Black caucus, others join opposition to national testing - Congressional Black Caucus
Black Issues in Higher Education, Oct 16, 1997 by Dervarics Charles
Opposition is building to President Clinton's national testing proposal from a coalition that includes conservative Republicans and the Congressional Black Caucus (CBC).
Critics say schools may use such tests to continue tracking low-achieving, low-income students, thereby making them less likely to graduate from high school and enroll in college.
"Widespread misuse of educational testing has disproportionately penalized poor and minority children," said Rep. Maxine Waters (D-Calif.), chairwoman of the CBC. "[The president's proposal] provides no enforceable safeguards against the misuse of test results that can harm our children."
The unusual coalition of GOP leaders plus African American and Hispanic Democrats gave the president's plan a resounding vote of no confidence in late September. The full House of Representatives voted 295 to 125 to prohibit the Clinton administration from spending federal funds to develop national tests.
"When there is no effort to improve school facilities or to provide adequate libraries, laboratories, computers and other learning necessities, the burden of improving education is dumped solely on the backs of the pupils," said Rep. Major R. Owens (D-N.Y.), another CBC member.
"We need opportunities to learn before we mandate national tests," he added.
The president's plan calls for voluntary tests beginning in 1999, with a goal that all students perform at or above the basic level on the National Assessment of Educational Progress. Only 60 percent of students performed at that level in 1994.
Tests would take place in the fourth and eighth grades. The proposal would not require schools to conduct tests, but the administration initially would offer the tests at no charge.
The Leadership Conference on Civil Rights opposes the initiative, and Hispanic lawmakers also called the plan a recipe for failure.
"The whole testing issue raises a red flag for limited English proficient (LEP) students," said Rep. Ruben Hinojsa (D-Tex.). "It sets up the LEP students to fail. When that kicks in, young people begin to drop out of school."
The administration has maintained that tests would help American students meet world-class standards, since other industrialized nations use tests to dictate a student's education and career choices. The White House continually has emphasized the voluntary nature of its program, but the argument did not sway Republican critics.

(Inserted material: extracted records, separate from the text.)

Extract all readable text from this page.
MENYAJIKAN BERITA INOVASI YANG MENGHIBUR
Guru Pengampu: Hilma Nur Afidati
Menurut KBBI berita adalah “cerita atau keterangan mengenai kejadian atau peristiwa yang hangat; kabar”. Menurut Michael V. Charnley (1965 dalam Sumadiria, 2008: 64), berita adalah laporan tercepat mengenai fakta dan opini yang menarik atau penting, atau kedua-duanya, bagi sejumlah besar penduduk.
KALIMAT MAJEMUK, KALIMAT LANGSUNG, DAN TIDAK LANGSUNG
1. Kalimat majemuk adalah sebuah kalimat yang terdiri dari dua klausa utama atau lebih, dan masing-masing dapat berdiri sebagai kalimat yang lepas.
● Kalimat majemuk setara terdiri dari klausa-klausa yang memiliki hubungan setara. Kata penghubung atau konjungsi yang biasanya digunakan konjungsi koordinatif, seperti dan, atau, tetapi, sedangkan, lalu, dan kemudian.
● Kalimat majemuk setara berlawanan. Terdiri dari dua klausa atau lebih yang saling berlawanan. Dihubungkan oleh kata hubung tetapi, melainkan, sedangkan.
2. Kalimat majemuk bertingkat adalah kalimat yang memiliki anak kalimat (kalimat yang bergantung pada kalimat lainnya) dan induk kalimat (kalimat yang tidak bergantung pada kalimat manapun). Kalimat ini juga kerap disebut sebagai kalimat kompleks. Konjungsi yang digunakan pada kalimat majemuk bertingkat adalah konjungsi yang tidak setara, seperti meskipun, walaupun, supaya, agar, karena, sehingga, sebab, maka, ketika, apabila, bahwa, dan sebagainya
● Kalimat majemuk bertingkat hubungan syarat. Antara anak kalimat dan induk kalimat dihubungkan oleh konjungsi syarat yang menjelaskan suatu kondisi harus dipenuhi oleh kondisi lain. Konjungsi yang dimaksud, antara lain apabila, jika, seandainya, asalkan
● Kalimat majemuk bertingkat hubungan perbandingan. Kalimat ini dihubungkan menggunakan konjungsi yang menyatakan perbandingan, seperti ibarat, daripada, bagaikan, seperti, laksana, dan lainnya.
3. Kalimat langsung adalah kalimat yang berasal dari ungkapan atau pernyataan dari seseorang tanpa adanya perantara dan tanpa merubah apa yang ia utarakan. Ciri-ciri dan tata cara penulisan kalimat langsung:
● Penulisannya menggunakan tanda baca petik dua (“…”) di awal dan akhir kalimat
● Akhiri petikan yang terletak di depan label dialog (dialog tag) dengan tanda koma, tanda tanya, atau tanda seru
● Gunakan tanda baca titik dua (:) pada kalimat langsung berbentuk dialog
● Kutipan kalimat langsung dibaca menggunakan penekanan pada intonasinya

"What federal program do my colleagues know that, once it started, is voluntary?" said Rep. William Goodling (R-Pa.), who chairs the House Education and the Workforce Committee.
American students already are subject to many tests, Goodling said, and the results regularly affect the self-esteem of about half of the children who do not perform well.
"We do not help those who are not doing well in education with one more standardized national test to tell them, 'You are doing poorly,'" he said.
Legislation to ban spending on national tests also is on the Senate's calendar, although - based on recent debate - that chamber is more open to the plan. The Senate voted eighty-eight to twelve to endorse the Clinton plan.
However, acknowledging its testing plan faces problems, the administration said it temporarily will suspend efforts to get federal funding for its idea. The administration had planned to spend about $100 million on the tests, a responsibility which would fall to a National Assessment Governing Board.